A few more bouncy numbers follow and then the pace drops with the introduction of Russian language ballads, ‘Bienie Serdca’ and ‘Slezy V Moem Serdce’, and a section dedicated to three Smash!! tracks. These were performed in a captivating, mesmerising and emotional style.  During these slower songs Lazarev’s acting experience showed; he is a regular in Moscow theatre and the audience could have been forgiven for thinking they were in the West End. 

Lazarev turns ‘Dazhe Esli Ty Uydesh’ into an audience participation exercise. His playful personality is highlighted by teasing English-speaking audience members to “Learn Russian”, to which said fans respond by belting back the lyrics. 

For a pop singer, Lazarev’s voice is powerful. The slow songs exemplify this, with him going all out to hit every high note and even ad libbing extra. Just because he can.

Sergey Lazarev - photo credit Jo Nuckley
Sergey Lazarev – photo credit Jo Nuckley

TV or Radio showcases more of Lazarev’s playful side. His alter-ego, Zhorik, a loveable geek, skips onto the stage, his two male dancers dressed identically to Zhorik and his two female dancers pirouetting on stage in 50s rockabilly dress, with TVs as heads!

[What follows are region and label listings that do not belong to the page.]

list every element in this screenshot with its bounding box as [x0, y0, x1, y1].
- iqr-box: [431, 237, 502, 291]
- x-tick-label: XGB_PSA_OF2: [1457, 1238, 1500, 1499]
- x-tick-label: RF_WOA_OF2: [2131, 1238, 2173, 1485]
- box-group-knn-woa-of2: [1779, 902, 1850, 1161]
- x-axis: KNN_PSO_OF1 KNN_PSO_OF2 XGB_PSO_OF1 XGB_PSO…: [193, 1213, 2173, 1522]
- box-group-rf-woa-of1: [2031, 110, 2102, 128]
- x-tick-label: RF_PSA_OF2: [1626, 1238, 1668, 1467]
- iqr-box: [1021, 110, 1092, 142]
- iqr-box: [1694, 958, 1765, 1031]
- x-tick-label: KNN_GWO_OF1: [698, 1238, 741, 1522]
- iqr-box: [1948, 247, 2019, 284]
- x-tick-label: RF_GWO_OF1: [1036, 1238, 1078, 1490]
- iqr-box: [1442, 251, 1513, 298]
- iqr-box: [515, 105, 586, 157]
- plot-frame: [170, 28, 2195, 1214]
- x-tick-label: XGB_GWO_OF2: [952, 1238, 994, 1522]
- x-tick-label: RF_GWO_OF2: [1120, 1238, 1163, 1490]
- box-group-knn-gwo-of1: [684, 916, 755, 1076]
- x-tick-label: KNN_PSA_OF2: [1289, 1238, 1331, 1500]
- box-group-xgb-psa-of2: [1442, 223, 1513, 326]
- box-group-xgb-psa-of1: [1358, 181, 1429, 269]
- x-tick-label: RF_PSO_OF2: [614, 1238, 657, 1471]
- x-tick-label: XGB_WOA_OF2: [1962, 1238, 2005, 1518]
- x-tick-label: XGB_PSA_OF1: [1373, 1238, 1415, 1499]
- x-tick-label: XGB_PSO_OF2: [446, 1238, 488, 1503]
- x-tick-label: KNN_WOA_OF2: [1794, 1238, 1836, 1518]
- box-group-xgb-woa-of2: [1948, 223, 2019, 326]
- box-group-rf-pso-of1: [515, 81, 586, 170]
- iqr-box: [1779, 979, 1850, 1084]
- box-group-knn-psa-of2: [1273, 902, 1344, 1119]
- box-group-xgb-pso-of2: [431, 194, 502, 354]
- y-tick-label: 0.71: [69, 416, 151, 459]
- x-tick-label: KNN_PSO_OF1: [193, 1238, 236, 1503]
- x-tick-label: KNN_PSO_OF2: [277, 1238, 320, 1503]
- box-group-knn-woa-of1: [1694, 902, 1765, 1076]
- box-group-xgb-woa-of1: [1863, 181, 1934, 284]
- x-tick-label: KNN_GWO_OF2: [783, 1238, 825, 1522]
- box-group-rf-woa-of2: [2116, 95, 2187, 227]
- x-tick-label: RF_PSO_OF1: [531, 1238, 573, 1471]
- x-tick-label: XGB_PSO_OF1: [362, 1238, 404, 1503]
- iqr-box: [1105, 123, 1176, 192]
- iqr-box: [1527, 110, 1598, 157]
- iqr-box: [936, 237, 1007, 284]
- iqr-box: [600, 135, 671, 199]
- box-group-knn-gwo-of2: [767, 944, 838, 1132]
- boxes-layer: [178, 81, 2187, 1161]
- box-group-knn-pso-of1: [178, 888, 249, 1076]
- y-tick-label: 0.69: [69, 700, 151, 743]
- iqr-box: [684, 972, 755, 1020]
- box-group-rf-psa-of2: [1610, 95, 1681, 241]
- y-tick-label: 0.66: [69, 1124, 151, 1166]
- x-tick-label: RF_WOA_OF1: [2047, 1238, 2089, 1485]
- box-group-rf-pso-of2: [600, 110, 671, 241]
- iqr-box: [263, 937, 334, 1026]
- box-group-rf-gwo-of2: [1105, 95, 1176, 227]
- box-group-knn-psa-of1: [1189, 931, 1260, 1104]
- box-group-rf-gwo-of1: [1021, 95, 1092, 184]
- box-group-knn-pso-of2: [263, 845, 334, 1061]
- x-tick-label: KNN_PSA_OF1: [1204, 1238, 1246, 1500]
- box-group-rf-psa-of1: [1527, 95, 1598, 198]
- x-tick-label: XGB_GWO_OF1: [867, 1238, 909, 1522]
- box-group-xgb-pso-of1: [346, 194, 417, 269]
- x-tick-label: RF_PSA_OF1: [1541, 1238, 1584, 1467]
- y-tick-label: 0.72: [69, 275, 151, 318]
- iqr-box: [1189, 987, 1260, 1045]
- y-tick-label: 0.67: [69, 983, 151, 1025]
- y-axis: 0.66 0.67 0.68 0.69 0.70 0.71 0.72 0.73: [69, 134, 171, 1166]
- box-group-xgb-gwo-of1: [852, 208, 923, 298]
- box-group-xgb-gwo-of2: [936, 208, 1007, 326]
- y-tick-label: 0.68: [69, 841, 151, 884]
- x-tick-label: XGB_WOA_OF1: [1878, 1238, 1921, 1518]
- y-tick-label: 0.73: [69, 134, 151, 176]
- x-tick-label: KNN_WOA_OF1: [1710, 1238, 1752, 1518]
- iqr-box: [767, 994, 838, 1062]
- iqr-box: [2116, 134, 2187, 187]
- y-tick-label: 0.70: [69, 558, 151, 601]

Kitsch at its finest. 

Crowd favourites ‘Eto Vse Ona’, ‘7 Cifr’ and current single, ‘Lucky Stranger’, follow, once again building the crowd into a frenzy. The high-powered energy of these numbers is infectious, lifting some audience members from their seats and into dance! The choreography, once again, is slick.

Eurovision entry ‘You Are The Only One’ beings with a moving montage of footage from the event. By this point EVERYONE is on their feet for a final dance. The song builds, explodes and the audience has left their seating area and moved forwards to the front of the stage for the goodbye. It is Russian tradition to gift the performer flowers and Lazarev is so in abundance that he walks precariously off stage with them heaped on his shoulder. 

The perfect pop concert.

‘Lucky Stranger’ is out now. A new album is due in autumn 2017. ‘The Best’ tour continues and a new show is forthcoming, to tour Germany again, in 2018.